You can try, but I think the best you can hope for with veil tails is some credit for fish food.... I personally don't have anything against the type, but they buy them in bulk from over seas for pennys.... They only sell them to push the Betta bowls, and ornaments and stuff.....

Best of luck! Breeding Bettas is a fun hobby!
Jeff.


----------



## toffyzorilla (May 4, 2012)

Oldfishlady said:


> See post #7.....
> 
> Sounds like you did a great job and have a plan......
> 
> ...



Aloha Oldfishlady, thank you for the suggestion. I will inquire if some newly hatched BBS are available in some pet stores here. I'll used it as an alternative just in case the MW didn't work out well.

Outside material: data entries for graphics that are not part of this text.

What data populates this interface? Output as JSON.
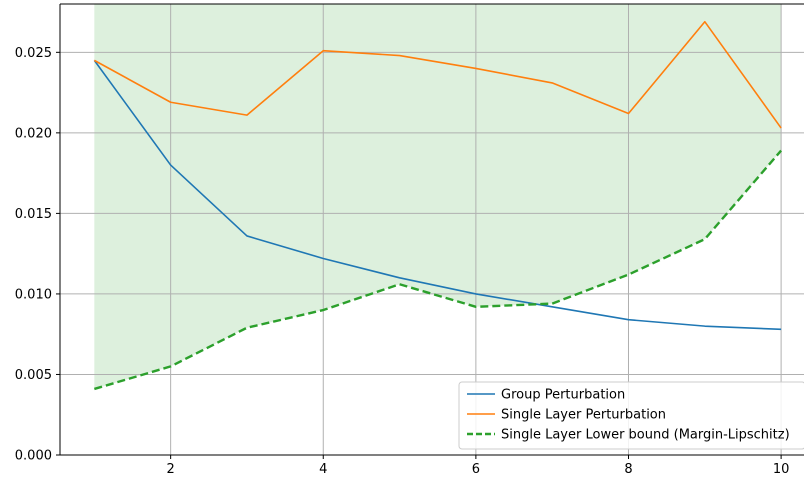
{
  "chart_data": {
    "type": "line",
    "title": "",
    "xlabel": "",
    "ylabel": "",
    "xlim": [
      0.55,
      10.3
    ],
    "ylim": [
      0.0,
      0.028
    ],
    "grid": true,
    "legend_position": "lower-right",
    "x_ticks": [
      2,
      4,
      6,
      8,
      10
    ],
    "x_tick_labels": [
      "2",
      "4",
      "6",
      "8",
      "10"
    ],
    "y_ticks": [
      0.0,
      0.005,
      0.01,
      0.015,
      0.02,
      0.025
    ],
    "y_tick_labels": [
      "0.000",
      "0.005",
      "0.010",
      "0.015",
      "0.020",
      "0.025"
    ],
    "x": [
      1,
      2,
      3,
      4,
      5,
      6,
      7,
      8,
      9,
      10
    ],
    "series": [
      {
        "name": "Group Perturbation",
        "color": "#1f77b4",
        "style": "solid",
        "values": [
          0.0245,
          0.018,
          0.0136,
          0.0122,
          0.011,
          0.01,
          0.0092,
          0.0084,
          0.008,
          0.0078
        ]
      },
      {
        "name": "Single Layer Perturbation",
        "color": "#ff7f0e",
        "style": "solid",
        "values": [
          0.0245,
          0.0219,
          0.0211,
          0.0251,
          0.0248,
          0.024,
          0.0231,
          0.0212,
          0.0269,
          0.0203
        ]
      },
      {
        "name": "Single Layer Lower bound (Margin-Lipschitz)",
        "color": "#2ca02c",
        "style": "dashed",
        "values": [
          0.0041,
          0.0055,
          0.0079,
          0.009,
          0.0106,
          0.0092,
          0.0094,
          0.0112,
          0.0134,
          0.0189
        ]
      }
    ],
    "fill_between": {
      "lower_series": "Single Layer Lower bound (Margin-Lipschitz)",
      "upper": 0.028,
      "color": "#2ca02c",
      "opacity": 0.16
    }
  }
}
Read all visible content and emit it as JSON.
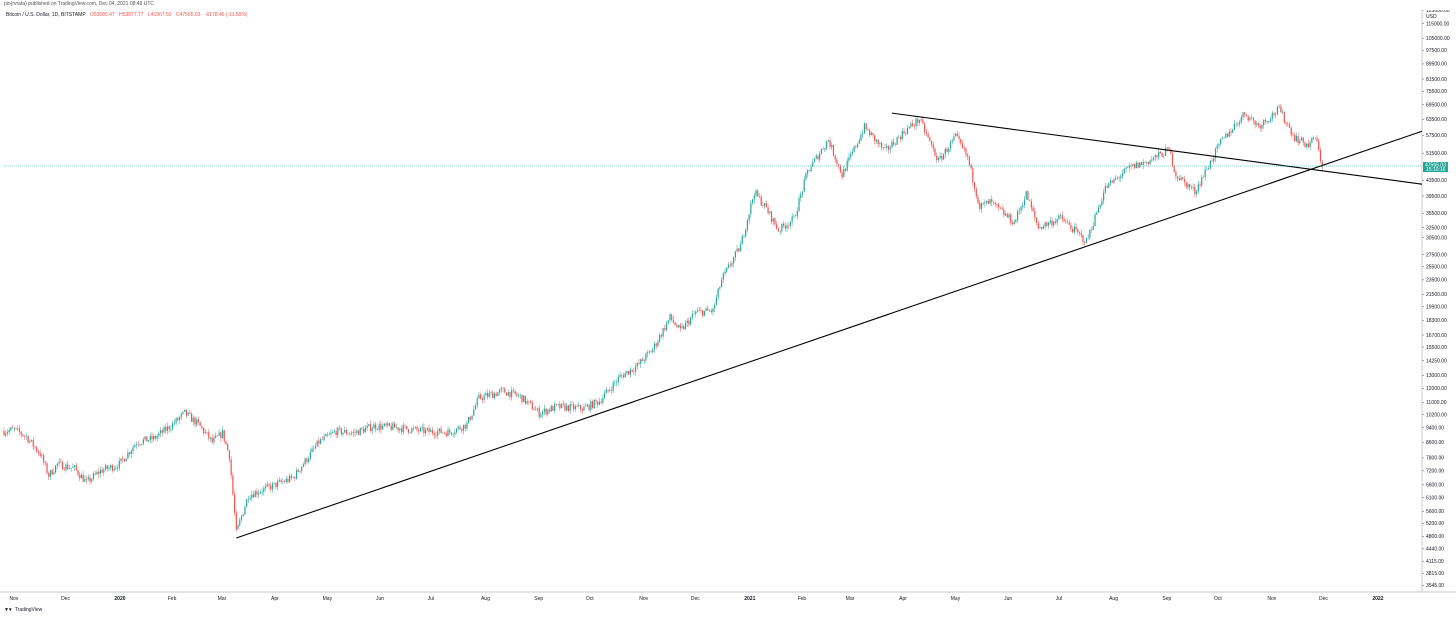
{
  "header": {
    "published": "pio(rvrata) published on TradingView.com, Dec 04, 2021 08:49 UTC"
  },
  "legend": {
    "symbol": "Bitcoin / U.S. Dollar, 1D, BITSTAMP",
    "open": "O53685.47",
    "high": "H53877.77",
    "low": "L41967.50",
    "close": "C47565.03",
    "change": "-6178.46 (-11.50%)"
  },
  "footer": {
    "brand": "TradingView",
    "logo_icon": "tradingview-logo-icon"
  },
  "colors": {
    "up": "#26a69a",
    "down": "#ef5350",
    "price_tag": "#26a69a",
    "trendline": "#000000",
    "grid_border": "#b2b5be"
  },
  "chart_data": {
    "type": "candlestick",
    "title": "Bitcoin / U.S. Dollar, 1D, BITSTAMP",
    "y_scale": "log",
    "ylim": [
      3400,
      125000
    ],
    "y_unit_label": "USD",
    "y_ticks": [
      "125000.00",
      "115000.00",
      "105000.00",
      "97500.00",
      "89500.00",
      "81500.00",
      "75500.00",
      "69500.00",
      "63500.00",
      "57500.00",
      "51500.00",
      "43500.00",
      "39500.00",
      "35500.00",
      "32500.00",
      "30500.00",
      "27500.00",
      "25500.00",
      "23500.00",
      "21500.00",
      "19900.00",
      "18300.00",
      "16700.00",
      "15500.00",
      "14250.00",
      "13000.00",
      "12000.00",
      "11000.00",
      "10200.00",
      "9400.00",
      "8600.00",
      "7800.00",
      "7200.00",
      "6600.00",
      "6100.00",
      "5600.00",
      "5200.00",
      "4800.00",
      "4440.00",
      "4115.00",
      "3815.00",
      "3545.00"
    ],
    "x_ticks": [
      "Nov",
      "Dec",
      "2020",
      "Feb",
      "Mar",
      "Apr",
      "May",
      "Jun",
      "Jul",
      "Aug",
      "Sep",
      "Oct",
      "Nov",
      "Dec",
      "2021",
      "Feb",
      "Mar",
      "Apr",
      "May",
      "Jun",
      "Jul",
      "Aug",
      "Sep",
      "Oct",
      "Nov",
      "Dec",
      "2022"
    ],
    "x_tick_dates": [
      "2019-11-01",
      "2019-12-01",
      "2020-01-01",
      "2020-02-01",
      "2020-03-01",
      "2020-04-01",
      "2020-05-01",
      "2020-06-01",
      "2020-07-01",
      "2020-08-01",
      "2020-09-01",
      "2020-10-01",
      "2020-11-01",
      "2020-12-01",
      "2021-01-01",
      "2021-02-01",
      "2021-03-01",
      "2021-04-01",
      "2021-05-01",
      "2021-06-01",
      "2021-07-01",
      "2021-08-01",
      "2021-09-01",
      "2021-10-01",
      "2021-11-01",
      "2021-12-01",
      "2022-01-01"
    ],
    "x_range": [
      "2019-10-30",
      "2022-01-31"
    ],
    "current_price": {
      "value": 47565.03,
      "label": "47565.03",
      "timer": "15:10:16"
    },
    "trendlines": [
      {
        "name": "",
        "from": {
          "date": "2020-03-13",
          "price": 4750
        },
        "to": {
          "date": "2022-01-31",
          "price": 59000
        }
      },
      {
        "name": "",
        "from": {
          "date": "2021-03-29",
          "price": 66000
        },
        "to": {
          "date": "2022-01-31",
          "price": 42500
        }
      }
    ],
    "price_path": [
      [
        "2019-10-30",
        9200
      ],
      [
        "2019-11-05",
        9300
      ],
      [
        "2019-11-12",
        8900
      ],
      [
        "2019-11-20",
        8000
      ],
      [
        "2019-11-25",
        7000
      ],
      [
        "2019-11-30",
        7500
      ],
      [
        "2019-12-10",
        7300
      ],
      [
        "2019-12-17",
        6700
      ],
      [
        "2019-12-25",
        7200
      ],
      [
        "2020-01-05",
        7500
      ],
      [
        "2020-01-15",
        8600
      ],
      [
        "2020-01-25",
        8800
      ],
      [
        "2020-02-05",
        9600
      ],
      [
        "2020-02-12",
        10300
      ],
      [
        "2020-02-20",
        9600
      ],
      [
        "2020-02-28",
        8600
      ],
      [
        "2020-03-05",
        9100
      ],
      [
        "2020-03-09",
        7900
      ],
      [
        "2020-03-13",
        4900
      ],
      [
        "2020-03-20",
        6200
      ],
      [
        "2020-04-01",
        6500
      ],
      [
        "2020-04-15",
        6900
      ],
      [
        "2020-04-30",
        8600
      ],
      [
        "2020-05-10",
        9200
      ],
      [
        "2020-05-20",
        9100
      ],
      [
        "2020-06-01",
        9500
      ],
      [
        "2020-06-15",
        9400
      ],
      [
        "2020-07-01",
        9200
      ],
      [
        "2020-07-15",
        9150
      ],
      [
        "2020-07-25",
        9600
      ],
      [
        "2020-08-01",
        11300
      ],
      [
        "2020-08-15",
        11800
      ],
      [
        "2020-08-25",
        11400
      ],
      [
        "2020-09-05",
        10300
      ],
      [
        "2020-09-15",
        10700
      ],
      [
        "2020-10-01",
        10600
      ],
      [
        "2020-10-10",
        11100
      ],
      [
        "2020-10-22",
        12900
      ],
      [
        "2020-11-01",
        13800
      ],
      [
        "2020-11-10",
        15300
      ],
      [
        "2020-11-20",
        18600
      ],
      [
        "2020-11-26",
        17100
      ],
      [
        "2020-12-05",
        19200
      ],
      [
        "2020-12-15",
        19400
      ],
      [
        "2020-12-20",
        23500
      ],
      [
        "2020-12-31",
        29000
      ],
      [
        "2021-01-08",
        40500
      ],
      [
        "2021-01-15",
        36500
      ],
      [
        "2021-01-22",
        32000
      ],
      [
        "2021-01-31",
        34300
      ],
      [
        "2021-02-08",
        46000
      ],
      [
        "2021-02-20",
        56000
      ],
      [
        "2021-02-28",
        45000
      ],
      [
        "2021-03-13",
        60500
      ],
      [
        "2021-03-25",
        52000
      ],
      [
        "2021-04-05",
        58800
      ],
      [
        "2021-04-14",
        63500
      ],
      [
        "2021-04-25",
        49000
      ],
      [
        "2021-05-05",
        57000
      ],
      [
        "2021-05-12",
        50000
      ],
      [
        "2021-05-19",
        37000
      ],
      [
        "2021-05-25",
        38000
      ],
      [
        "2021-06-08",
        33500
      ],
      [
        "2021-06-15",
        40000
      ],
      [
        "2021-06-22",
        32500
      ],
      [
        "2021-07-05",
        34500
      ],
      [
        "2021-07-20",
        29800
      ],
      [
        "2021-07-31",
        41500
      ],
      [
        "2021-08-14",
        47000
      ],
      [
        "2021-08-25",
        49000
      ],
      [
        "2021-09-06",
        52600
      ],
      [
        "2021-09-10",
        45000
      ],
      [
        "2021-09-21",
        40600
      ],
      [
        "2021-10-06",
        55000
      ],
      [
        "2021-10-20",
        66000
      ],
      [
        "2021-10-28",
        61000
      ],
      [
        "2021-11-09",
        67500
      ],
      [
        "2021-11-18",
        56800
      ],
      [
        "2021-11-26",
        54000
      ],
      [
        "2021-11-30",
        57000
      ],
      [
        "2021-12-04",
        47565
      ]
    ]
  }
}
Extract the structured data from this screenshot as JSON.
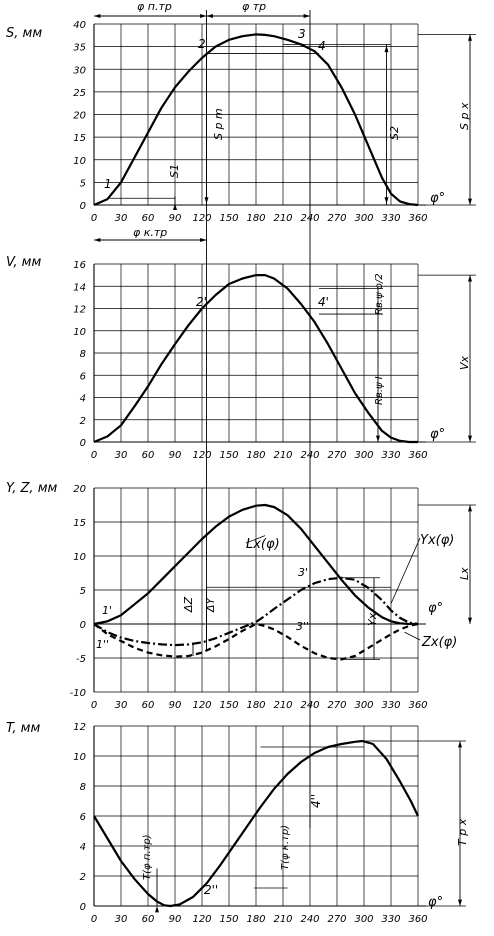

I took the pic using my phone and will share the pics of the breeder as soon as I can. You are correct, the real fun has just began. Thanks a lot for your help


----------



## toffyzorilla (May 4, 2012)

jeffegg2 said:


> You can try, but I think the best you can hope for with veil tails is some credit for fish food.... I personally don't have anything against the type, but they buy them in bulk from over seas for pennys.... They only sell them to push the Betta bowls, and ornaments and stuff.....
> 
> Best of luck! Breeding Bettas is a fun hobby!
> Jeff.


Hello Jeffegg2, thanks for the suggestion. I will definitely consider this. I'm learning what will be the best breeding set-up, technique and behavior. This is my first attempt to try what I read from internet and watched from YouTube (hehehe). So that soon I can attempt to breed beautiful (and a little bit expensive- hehehe) types of Betta. Thanks a lot


----------



## Oldfishlady (Mar 1, 2010)

For newly hatched BBS with their yolk sac intact for best nutrition....you really need to set your own hatchery up....pretty easy to hatch, harvest and feed...I like to keep 2 hatchery going 24h apart...


----------